Moriah spoke on the relevance to data in almost every industry.

“Metrics are the core of data-driven business,” he said. “Pretty much every business now–every tech business, every non-tech business–is interested in metrics.”

“You can understand your users and usage, develop and track new existing products–and, of course, there’s money,” he continued. “We make most of our money off of advertisements, so being able to track what advertisements are shown and when–that’s how we make our money.”

According to Moriah, data is used to track a variety of factors across the Hulu site: views per video, number of advertisements shown, quality of service, as well as “individual viewer data,” or how people behave across the lifetime of their visit to the site.

He also described how the company collects data through “beacons” on web pages designed to track usage.

“What you do [when you watch a video] is send this URL off,” he said. “This is basically what happens when you load an advertisement…it gets sent back to us and processed.”

The company records the time, IP address, advertisement info, user location and user ID for registered viewers using a URL-parsing key; it processes about one billion of these “beacons” per day, which Moriah called an “issue of scale.”

Data is also used to balance content and user interface, as well as to drive some larger company decisions such as “negative results” communicating unsuccessful initiatives.

“When we launch things, there is a tendency to do product design by gut, Steve Jobs’ philosophy,” he said. “That sometimes works…Sometimes you see that your big dream projects should actually get axed.”

He also revealed that Hulu is “in the slow process of a site-redesign, which is perhaps a secret.”

The Stanford ACM, which Hackathon coordinator Alex Atallah ’14 calls a “computer enthusiast” group, is a chapter of the nationwide scientific and educational computing society. The Stanford chapter was founded in 2007 and has approximately 400 members; nationwide, membership was about 83,000 as of 2007.

The group reaches out to companies and students, inviting them to speak about whatever CS-related subject interests them. According to Atallah, the talks’ audiences are fairly consistent.

“The vast majority are Stanford people, Stanford undergrads,” he said. “It’s maybe five percent from outside of Stanford and 90 percent undergrads. The people who come from outside of Stanford, some of them are entrepreneurs…Others are just tech enthusiasts.

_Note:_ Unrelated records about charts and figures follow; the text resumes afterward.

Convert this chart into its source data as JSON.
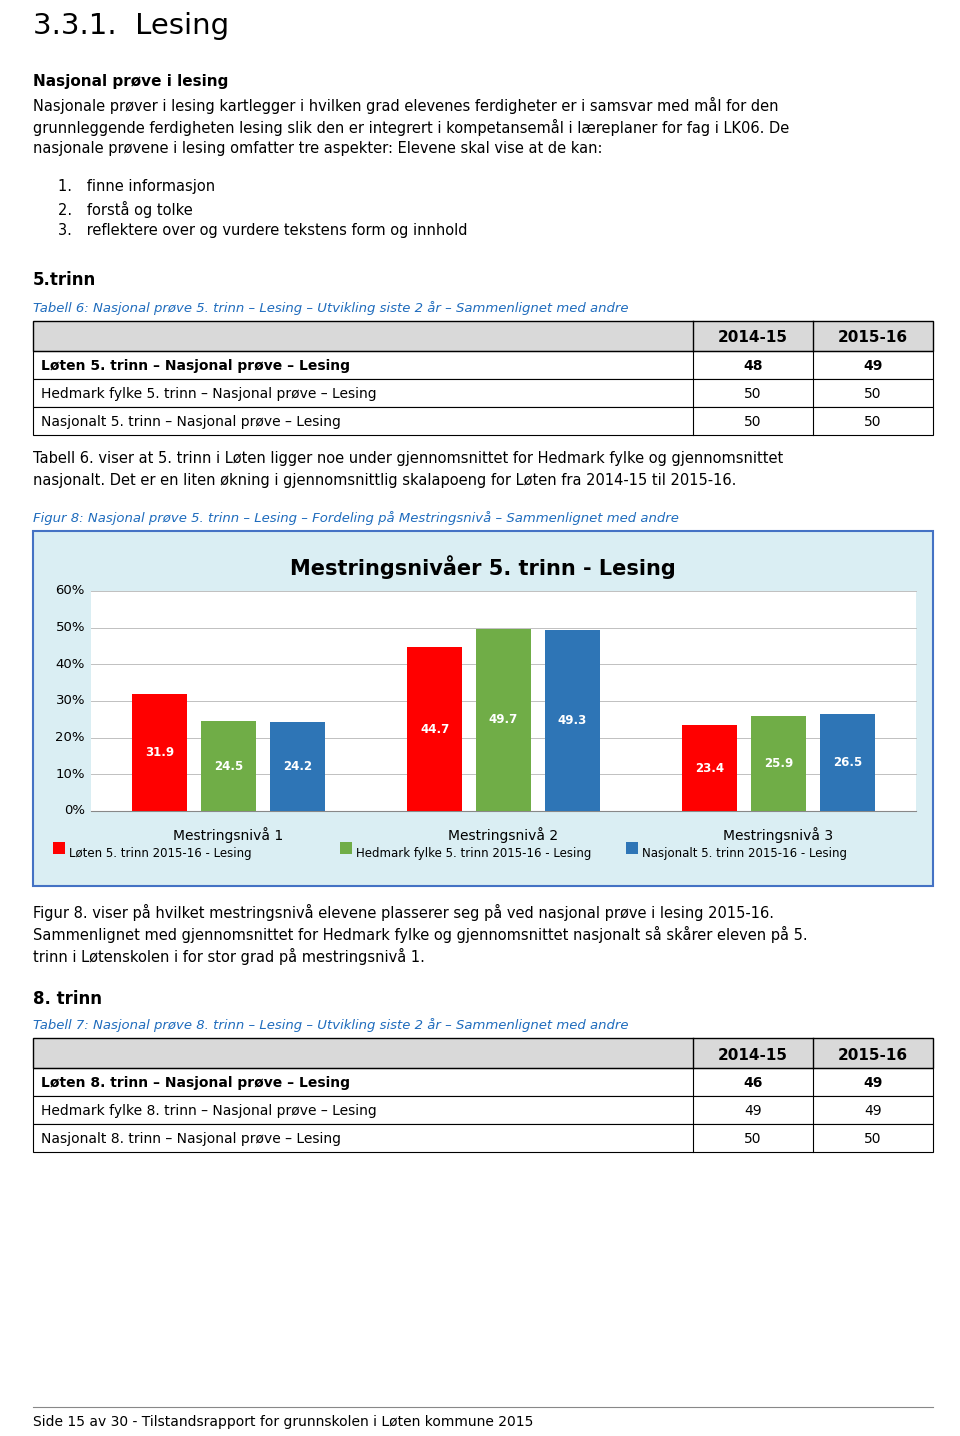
{
  "page_title": "3.3.1.  Lesing",
  "section1_bold": "Nasjonal prøve i lesing",
  "section1_lines": [
    "Nasjonale prøver i lesing kartlegger i hvilken grad elevenes ferdigheter er i samsvar med mål for den",
    "grunnleggende ferdigheten lesing slik den er integrert i kompetansemål i læreplaner for fag i LK06. De",
    "nasjonale prøvene i lesing omfatter tre aspekter: Elevene skal vise at de kan:"
  ],
  "list_items": [
    "finne informasjon",
    "forstå og tolke",
    "reflektere over og vurdere tekstens form og innhold"
  ],
  "section5_title": "5.trinn",
  "tabell6_caption": "Tabell 6: Nasjonal prøve 5. trinn – Lesing – Utvikling siste 2 år – Sammenlignet med andre",
  "table5_headers": [
    "",
    "2014-15",
    "2015-16"
  ],
  "table5_rows": [
    [
      "Løten 5. trinn – Nasjonal prøve – Lesing",
      "48",
      "49"
    ],
    [
      "Hedmark fylke 5. trinn – Nasjonal prøve – Lesing",
      "50",
      "50"
    ],
    [
      "Nasjonalt 5. trinn – Nasjonal prøve – Lesing",
      "50",
      "50"
    ]
  ],
  "tabell6_lines": [
    "Tabell 6. viser at 5. trinn i Løten ligger noe under gjennomsnittet for Hedmark fylke og gjennomsnittet",
    "nasjonalt. Det er en liten økning i gjennomsnittlig skalapoeng for Løten fra 2014-15 til 2015-16."
  ],
  "figur8_caption": "Figur 8: Nasjonal prøve 5. trinn – Lesing – Fordeling på Mestringsnivå – Sammenlignet med andre",
  "chart_title": "Mestringsnivåer 5. trinn - Lesing",
  "chart_categories": [
    "Mestringsnivå 1",
    "Mestringsnivå 2",
    "Mestringsnivå 3"
  ],
  "chart_series": [
    {
      "name": "Løten 5. trinn 2015-16 - Lesing",
      "color": "#FF0000",
      "values": [
        31.9,
        44.7,
        23.4
      ]
    },
    {
      "name": "Hedmark fylke 5. trinn 2015-16 - Lesing",
      "color": "#70AD47",
      "values": [
        24.5,
        49.7,
        25.9
      ]
    },
    {
      "name": "Nasjonalt 5. trinn 2015-16 - Lesing",
      "color": "#2E75B6",
      "values": [
        24.2,
        49.3,
        26.5
      ]
    }
  ],
  "chart_ylim": [
    0,
    60
  ],
  "chart_yticks": [
    0,
    10,
    20,
    30,
    40,
    50,
    60
  ],
  "chart_ytick_labels": [
    "0%",
    "10%",
    "20%",
    "30%",
    "40%",
    "50%",
    "60%"
  ],
  "chart_bg": "#DAEEF3",
  "figur8_lines": [
    "Figur 8. viser på hvilket mestringsnivå elevene plasserer seg på ved nasjonal prøve i lesing 2015-16.",
    "Sammenlignet med gjennomsnittet for Hedmark fylke og gjennomsnittet nasjonalt så skårer eleven på 5.",
    "trinn i Løtenskolen i for stor grad på mestringsnivå 1."
  ],
  "section8_title": "8. trinn",
  "tabell7_caption": "Tabell 7: Nasjonal prøve 8. trinn – Lesing – Utvikling siste 2 år – Sammenlignet med andre",
  "table8_headers": [
    "",
    "2014-15",
    "2015-16"
  ],
  "table8_rows": [
    [
      "Løten 8. trinn – Nasjonal prøve – Lesing",
      "46",
      "49"
    ],
    [
      "Hedmark fylke 8. trinn – Nasjonal prøve – Lesing",
      "49",
      "49"
    ],
    [
      "Nasjonalt 8. trinn – Nasjonal prøve – Lesing",
      "50",
      "50"
    ]
  ],
  "footer_text": "Side 15 av 30 - Tilstandsrapport for grunnskolen i Løten kommune 2015",
  "caption_color": "#1F6CBD",
  "header_bg": "#D9D9D9",
  "table_border_color": "#000000"
}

They’re really excited about it.”

He also said that attendees tend to be CS majors, although some are symbolic systems majors or those interested in “general entrepreneurship.”

As for ACM, Atallah described the group’s mission as built around a triad.

“ACM is the biggest computing enthusiast group on Stanford campus, and we try to get people together, some of whom are not sure how to start an idea that they have, and some of them have the technical background, but want inspiration,” he said. “We try to get these people to create at hackathons, to listen at Tech Talks and to learn at workshops.”

ACM’s next Tech Talk is Friday, Oct. 21 at 6 p.m. and will feature Ali Yahya ’10 on “Software Defined Networking.”